Right now, there is a limit to 50 search instances.  An extra large search instance can handle approximately 8 Million 1K documents. It appears that assumption is that the documents are quite small (e.g. product documents).  To put it in perspective, an rough rule of thumb for web documents is approximately 10k.  Given this, it translates into roughly 800k web documents per server * 50 servers = 40 million web documents.  This is not for building large-scale web search, yet.  However, it should be more than enough for most enterprise e-commerce and site-search applications.

The real value added by the search engine is in the ranking of results.

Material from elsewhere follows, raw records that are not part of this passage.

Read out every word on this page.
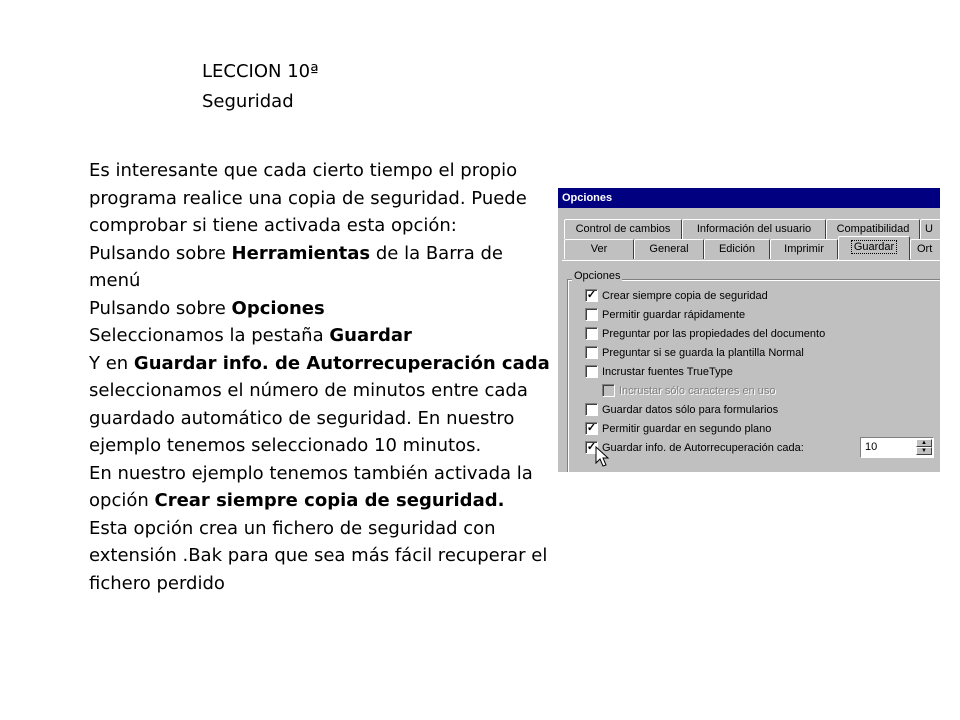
LECCION 10ª
Seguridad

Es interesante que cada cierto tiempo el propio programa realice una copia de seguridad. Puede comprobar si tiene activada esta opción:

Pulsando sobre Herramientas de la Barra de menú

Pulsando sobre Opciones

Seleccionamos la pestaña Guardar

Y en Guardar info. de Autorrecuperación cada seleccionamos el número de minutos entre cada guardado automático de seguridad. En nuestro ejemplo tenemos seleccionado 10 minutos.

En nuestro ejemplo tenemos también activada la opción Crear siempre copia de seguridad.

Esta opción crea un fichero de seguridad con extensión .Bak para que sea más fácil recuperar el fichero perdido

Opciones
Control de cambios	Información del usuario	Compatibilidad	U
Ver	General	Edición	Imprimir	Guardar	Ort
Opciones
✓ Crear siempre copia de seguridad
Permitir guardar rápidamente
Preguntar por las propiedades del documento
Preguntar si se guarda la plantilla Normal
Incrustar fuentes TrueType
Incrustar sólo caracteres en uso
Guardar datos sólo para formularios
✓ Permitir guardar en segundo plano
✓ Guardar info. de Autorrecuperación cada:	10	▲
▼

The control over the search index ranking is rudimentary with a few basic knobs.  You can add stopwords, perform stemming, and add synonyms.  This is very basic stuff.    How you might do more interesting (and important) IR ranking changes is vague.  From the article,
Rank expressions are mathematical functions that you can use to change how search results are ranked. By default, documents are ranked by a text relevance score that takes into account the proximity of the search terms and the frequency of those terms within a document. You can use rank expressions to include other factors in the ranking. For example, if you have a numeric field in your domain called 'popularity,' you can define a rank expression that combines popularity with the default text relevance score to rank relevant popular documents higher in your search results.
This indicators that it is possible to boost documents.  However, it is unclear how the underlying text search works in order to boost individual important fields (e.g. name, description).

For more details on the more advanced query processing needed to make search work in practice, read the post: Query Rewriting in Search Engines from Hugh Williams at EBay.  In order to employ these methods, you need log data, which brings me to my next point.

Missing Pieces
A key missing component is usage-driven framework to improve ranking that uses queries, clicks, and other user behavior indicators.  A feedback mechanism to change ranking based analysis (ideally automatic).

Overall, the most compelling aspect of this is the dynamic scaling.  It gives people a simple, platform that scales transparently for many enterprise search and ecommerce applications.